Effect of Fe substitution for Co on structure, electrical resistivity, and magnetic properties of Heusler type Co2−xFe1+xSi alloys

Abstract

The effect of substitution of Fe for Co on structure, electrical resistivity, and magnetic properties of full Heusler type Co2−xFe1+xSi (0 ≤ x ≤ 1) alloys was investigated. The order-disorder transitions were studied by X-ray diffraction measurements followed by Rietveld refinement analysis as well as by 57Fe Mössbauer spectroscopy. The results revealed that these alloys consist of mostly L21 ordered phase and some B2 disordered phase up to x < 0.25. However, for x ≥ 0.25, the alloys consisted of L21 ordered phase and DO3 disordered phase. The electrical resistivity behaviour with temperature showed two distinct regions. In region I, the resistivity exhibited two-magnon scattering mechanism (T9/2 dependence) showing a signature of half-metallic ferromagnetism.

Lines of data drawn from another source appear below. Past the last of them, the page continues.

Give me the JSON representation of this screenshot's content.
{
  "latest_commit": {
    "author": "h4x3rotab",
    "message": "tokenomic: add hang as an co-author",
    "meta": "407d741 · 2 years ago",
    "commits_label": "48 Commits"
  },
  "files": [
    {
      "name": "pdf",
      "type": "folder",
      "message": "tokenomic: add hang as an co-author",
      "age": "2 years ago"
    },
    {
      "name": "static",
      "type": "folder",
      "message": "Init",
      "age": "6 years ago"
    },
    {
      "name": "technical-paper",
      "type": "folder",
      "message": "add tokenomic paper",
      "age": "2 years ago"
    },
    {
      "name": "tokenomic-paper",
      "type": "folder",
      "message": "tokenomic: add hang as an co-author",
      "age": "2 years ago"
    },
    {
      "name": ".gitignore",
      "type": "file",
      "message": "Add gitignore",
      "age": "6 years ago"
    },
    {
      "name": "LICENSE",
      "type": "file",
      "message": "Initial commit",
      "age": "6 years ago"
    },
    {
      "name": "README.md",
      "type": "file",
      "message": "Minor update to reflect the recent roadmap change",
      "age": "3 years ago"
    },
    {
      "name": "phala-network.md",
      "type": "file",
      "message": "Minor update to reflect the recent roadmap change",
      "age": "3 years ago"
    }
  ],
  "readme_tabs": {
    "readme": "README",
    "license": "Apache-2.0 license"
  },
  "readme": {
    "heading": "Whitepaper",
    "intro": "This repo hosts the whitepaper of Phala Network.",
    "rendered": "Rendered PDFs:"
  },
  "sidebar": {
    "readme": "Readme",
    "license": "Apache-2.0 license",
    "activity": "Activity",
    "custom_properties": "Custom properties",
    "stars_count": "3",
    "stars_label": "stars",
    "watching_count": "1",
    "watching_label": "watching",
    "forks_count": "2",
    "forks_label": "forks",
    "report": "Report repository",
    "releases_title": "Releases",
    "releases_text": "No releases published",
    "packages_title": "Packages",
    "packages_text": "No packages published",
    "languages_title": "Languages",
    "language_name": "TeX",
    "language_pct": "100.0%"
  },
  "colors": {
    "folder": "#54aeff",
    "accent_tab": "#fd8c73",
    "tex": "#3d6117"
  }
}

However, in region II, the resistivity behaviour was governed by Tn power law and n value was found to vary from 2.98 to 1.38 with increasing Fe content. The room temperature magnetization studies confirmed the enhancement of the magnetic moment with increasing Fe substitution up to x = 0.5 in Co2−xFe1+xSi alloys. However, upon further increasing Fe content, the magnetic moment was found to decrease and this was explained in terms of localization effects originating mainly in the Co anti-site disorder.